A negative vibe lingered across financial markets on Friday, after President Donald Trump’s vow to impose severe tariffs on imports of steel and aluminum sparked fears of a global trade war.
In a move that dealt a blow to global sentiment, Trump said on Thursday that the United States would set tariffs of 25% on steel imports and 10% on aluminum. This bombshell development is likely to fuel concerns of retaliatory actions from major U.S. trade partners consequently weighing on risk appetite. Investors are clearly jittery by the threat of a potential global trade war and its possible effect on stock markets.
Asian equities were under intense selling pressure during early trading on Friday, following the market’s painful declines overnight. In Europe, shares ventured lower, as investors maintained a safe distance from riskier assets. The negative sentiment from Asian and European markets could find its way back into the market’s this afternoon.

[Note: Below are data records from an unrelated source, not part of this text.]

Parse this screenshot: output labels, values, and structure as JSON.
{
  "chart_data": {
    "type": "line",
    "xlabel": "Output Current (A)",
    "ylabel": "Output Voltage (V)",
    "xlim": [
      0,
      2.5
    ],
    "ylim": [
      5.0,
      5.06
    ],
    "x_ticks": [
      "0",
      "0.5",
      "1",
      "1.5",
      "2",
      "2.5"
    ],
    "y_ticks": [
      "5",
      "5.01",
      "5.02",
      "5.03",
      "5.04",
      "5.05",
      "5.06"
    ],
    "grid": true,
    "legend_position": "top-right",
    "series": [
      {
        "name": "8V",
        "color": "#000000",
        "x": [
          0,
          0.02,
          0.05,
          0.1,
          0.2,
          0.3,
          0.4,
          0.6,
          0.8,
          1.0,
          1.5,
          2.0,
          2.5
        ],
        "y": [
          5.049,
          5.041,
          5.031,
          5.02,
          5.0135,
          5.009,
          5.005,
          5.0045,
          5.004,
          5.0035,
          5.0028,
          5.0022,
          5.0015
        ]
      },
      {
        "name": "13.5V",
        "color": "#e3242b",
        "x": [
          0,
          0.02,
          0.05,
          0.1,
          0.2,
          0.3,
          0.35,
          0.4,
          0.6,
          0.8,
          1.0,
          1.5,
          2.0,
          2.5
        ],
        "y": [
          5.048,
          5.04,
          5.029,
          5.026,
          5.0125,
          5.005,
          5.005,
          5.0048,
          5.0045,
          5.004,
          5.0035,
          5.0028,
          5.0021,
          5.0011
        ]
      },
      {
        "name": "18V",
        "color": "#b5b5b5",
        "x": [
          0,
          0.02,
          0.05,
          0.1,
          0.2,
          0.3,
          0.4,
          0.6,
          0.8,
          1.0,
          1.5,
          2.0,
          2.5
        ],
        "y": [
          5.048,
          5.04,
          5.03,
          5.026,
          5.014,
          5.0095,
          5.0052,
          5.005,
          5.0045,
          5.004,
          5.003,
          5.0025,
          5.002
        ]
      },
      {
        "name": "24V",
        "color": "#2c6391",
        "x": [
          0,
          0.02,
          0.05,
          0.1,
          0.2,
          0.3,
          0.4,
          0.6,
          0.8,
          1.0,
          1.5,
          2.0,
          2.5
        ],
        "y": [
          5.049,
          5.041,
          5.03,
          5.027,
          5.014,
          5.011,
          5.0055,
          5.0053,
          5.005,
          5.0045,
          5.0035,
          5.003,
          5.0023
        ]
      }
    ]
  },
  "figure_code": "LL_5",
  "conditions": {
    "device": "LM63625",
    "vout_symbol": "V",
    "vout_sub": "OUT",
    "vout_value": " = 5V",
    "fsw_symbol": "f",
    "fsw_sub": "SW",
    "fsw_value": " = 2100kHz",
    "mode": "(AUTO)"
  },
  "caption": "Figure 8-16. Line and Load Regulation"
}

Dollar slips on Trump’s tariff hikes
The dollar sharply depreciated against a basket of major currencies on Thursday evening after Trump’s tariff announcement sparked market jitters. Federal Reserve Chairman Powell’s softer tone during his second day of testimony also played a role in the Greenback’s decline — with the U.S. Dollar Index trading around 90.20 as of writing. While heightened worries of a trade war could pressure the dollar, speculation over higher US interest rates has the ability to cushion the downside. Focusing on the technical picture, the Dollar Index is at threat of extending losses if bears are able to conquer the 90.00 level.

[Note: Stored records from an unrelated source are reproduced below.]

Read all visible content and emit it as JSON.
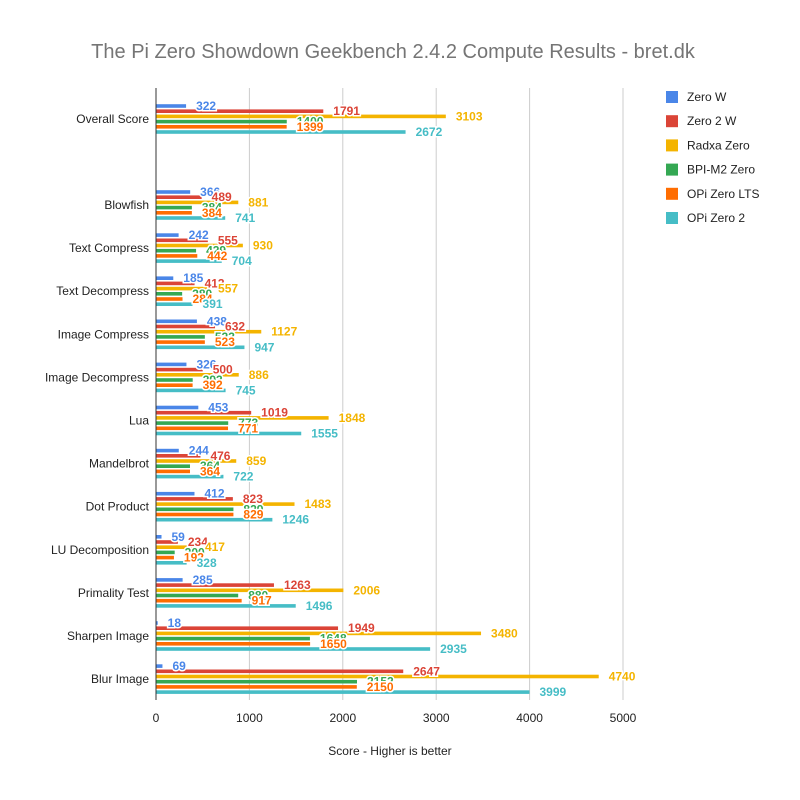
{
  "chart_data": {
    "type": "bar",
    "orientation": "horizontal",
    "title": "The Pi Zero Showdown Geekbench 2.4.2 Compute Results - bret.dk",
    "xlabel": "Score - Higher is better",
    "ylabel": "",
    "xlim": [
      0,
      5000
    ],
    "xticks": [
      0,
      1000,
      2000,
      3000,
      4000,
      5000
    ],
    "grid": true,
    "legend_position": "right",
    "categories": [
      "Overall Score",
      "Blowfish",
      "Text Compress",
      "Text Decompress",
      "Image Compress",
      "Image Decompress",
      "Lua",
      "Mandelbrot",
      "Dot Product",
      "LU Decomposition",
      "Primality Test",
      "Sharpen Image",
      "Blur Image"
    ],
    "series": [
      {
        "name": "Zero W",
        "color": "#4a86e8",
        "values": [
          322,
          366,
          242,
          185,
          438,
          326,
          453,
          244,
          412,
          59,
          285,
          18,
          69
        ]
      },
      {
        "name": "Zero 2 W",
        "color": "#db4437",
        "values": [
          1791,
          489,
          555,
          413,
          632,
          500,
          1019,
          476,
          823,
          234,
          1263,
          1949,
          2647
        ]
      },
      {
        "name": "Radxa Zero",
        "color": "#f4b400",
        "values": [
          3103,
          881,
          930,
          557,
          1127,
          886,
          1848,
          859,
          1483,
          417,
          2006,
          3480,
          4740
        ]
      },
      {
        "name": "BPI-M2 Zero",
        "color": "#34a853",
        "values": [
          1400,
          384,
          429,
          280,
          523,
          393,
          773,
          364,
          829,
          200,
          880,
          1648,
          2152
        ]
      },
      {
        "name": "OPi Zero LTS",
        "color": "#ff6d01",
        "values": [
          1399,
          384,
          442,
          284,
          523,
          392,
          771,
          364,
          829,
          192,
          917,
          1650,
          2150
        ]
      },
      {
        "name": "OPi Zero 2",
        "color": "#46bdc6",
        "values": [
          2672,
          741,
          704,
          391,
          947,
          745,
          1555,
          722,
          1246,
          328,
          1496,
          2935,
          3999
        ]
      }
    ]
  }
}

Sterling turns to Theresa May for direction
This is certainly shaping up to be a painful trading week for the British Pound, thanks to renewed jitters over Brexit negotiations. The fresh dispute over Northern Ireland’s border has effectively eroded market optimism over a “soft Brexit” outcome, consequently weighing heavily on the Pound.

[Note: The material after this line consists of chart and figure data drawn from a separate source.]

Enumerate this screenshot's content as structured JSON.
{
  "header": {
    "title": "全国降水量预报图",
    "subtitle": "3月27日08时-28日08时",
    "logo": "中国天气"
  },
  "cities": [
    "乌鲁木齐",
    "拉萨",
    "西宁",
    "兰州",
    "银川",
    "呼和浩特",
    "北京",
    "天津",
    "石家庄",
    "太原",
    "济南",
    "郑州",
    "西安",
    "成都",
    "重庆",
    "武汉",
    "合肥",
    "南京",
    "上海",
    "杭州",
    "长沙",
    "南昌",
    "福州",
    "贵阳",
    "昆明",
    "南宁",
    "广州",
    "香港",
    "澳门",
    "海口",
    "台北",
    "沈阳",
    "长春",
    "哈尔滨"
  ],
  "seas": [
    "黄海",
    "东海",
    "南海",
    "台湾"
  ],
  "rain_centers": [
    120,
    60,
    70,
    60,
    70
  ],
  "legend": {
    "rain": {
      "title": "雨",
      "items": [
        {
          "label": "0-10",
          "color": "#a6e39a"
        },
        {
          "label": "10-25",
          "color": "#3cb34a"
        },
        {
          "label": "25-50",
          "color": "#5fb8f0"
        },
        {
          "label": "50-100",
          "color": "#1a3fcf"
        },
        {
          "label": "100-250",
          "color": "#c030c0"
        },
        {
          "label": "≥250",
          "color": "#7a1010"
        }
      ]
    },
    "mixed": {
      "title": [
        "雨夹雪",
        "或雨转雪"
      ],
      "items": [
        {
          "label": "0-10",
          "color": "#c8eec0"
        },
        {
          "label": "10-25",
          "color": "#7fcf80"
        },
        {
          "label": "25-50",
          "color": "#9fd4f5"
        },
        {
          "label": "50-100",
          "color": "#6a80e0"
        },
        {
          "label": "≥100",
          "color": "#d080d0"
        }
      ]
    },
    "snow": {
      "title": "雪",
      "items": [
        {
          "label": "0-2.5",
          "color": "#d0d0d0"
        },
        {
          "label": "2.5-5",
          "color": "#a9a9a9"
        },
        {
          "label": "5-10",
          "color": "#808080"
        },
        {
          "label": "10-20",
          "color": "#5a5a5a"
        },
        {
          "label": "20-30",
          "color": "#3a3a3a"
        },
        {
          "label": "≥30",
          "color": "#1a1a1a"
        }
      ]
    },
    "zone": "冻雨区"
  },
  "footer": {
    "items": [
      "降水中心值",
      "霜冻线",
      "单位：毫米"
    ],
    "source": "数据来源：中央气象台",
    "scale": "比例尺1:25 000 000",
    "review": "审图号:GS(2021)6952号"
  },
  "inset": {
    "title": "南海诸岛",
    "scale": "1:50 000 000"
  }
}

Theresa May will be in the spotlight today as she delivers a speech about Britain’s future relationship with the European Union after Brexit. Markets will be closely scrutinizing May’s remarks for any fresh clues on how the UK plans to address the European Union’s Irish border proposal. Sterling could turn volatile today, especially when considering how the currency remains highly reactive to Brexit developments.
Taking a look at the technical picture, the British pound/U.S. dollar (GBP/USD) currency pair remains bearish below 1.3850. Sustained weakness below this level could invite a decline back towards 1.3750 and 1.3700, respectively.
Commodity spotlight: Gold
Gold staged a sharp rebound on Thursday evening after Trump’s tariff plan sparked risk aversion and weakened the dollar.
While the yellow metal could venture higher in the near term amid the skittish market sentiment, losses are likely to be limited by U.S. rate hike expectations. It must be kept in mind that gold is a zero-yielding asset, which will feel the burn in a high-interest rate environment. From a technical standpoint, prices remain under pressure below $1,324.15 per ounce. A failure for bulls to break above this level could result in a decline back toward $1,310 and $1,300, respectively. Alternatively, a breakout above $1,324.15 may pave a way higher back to $1,340.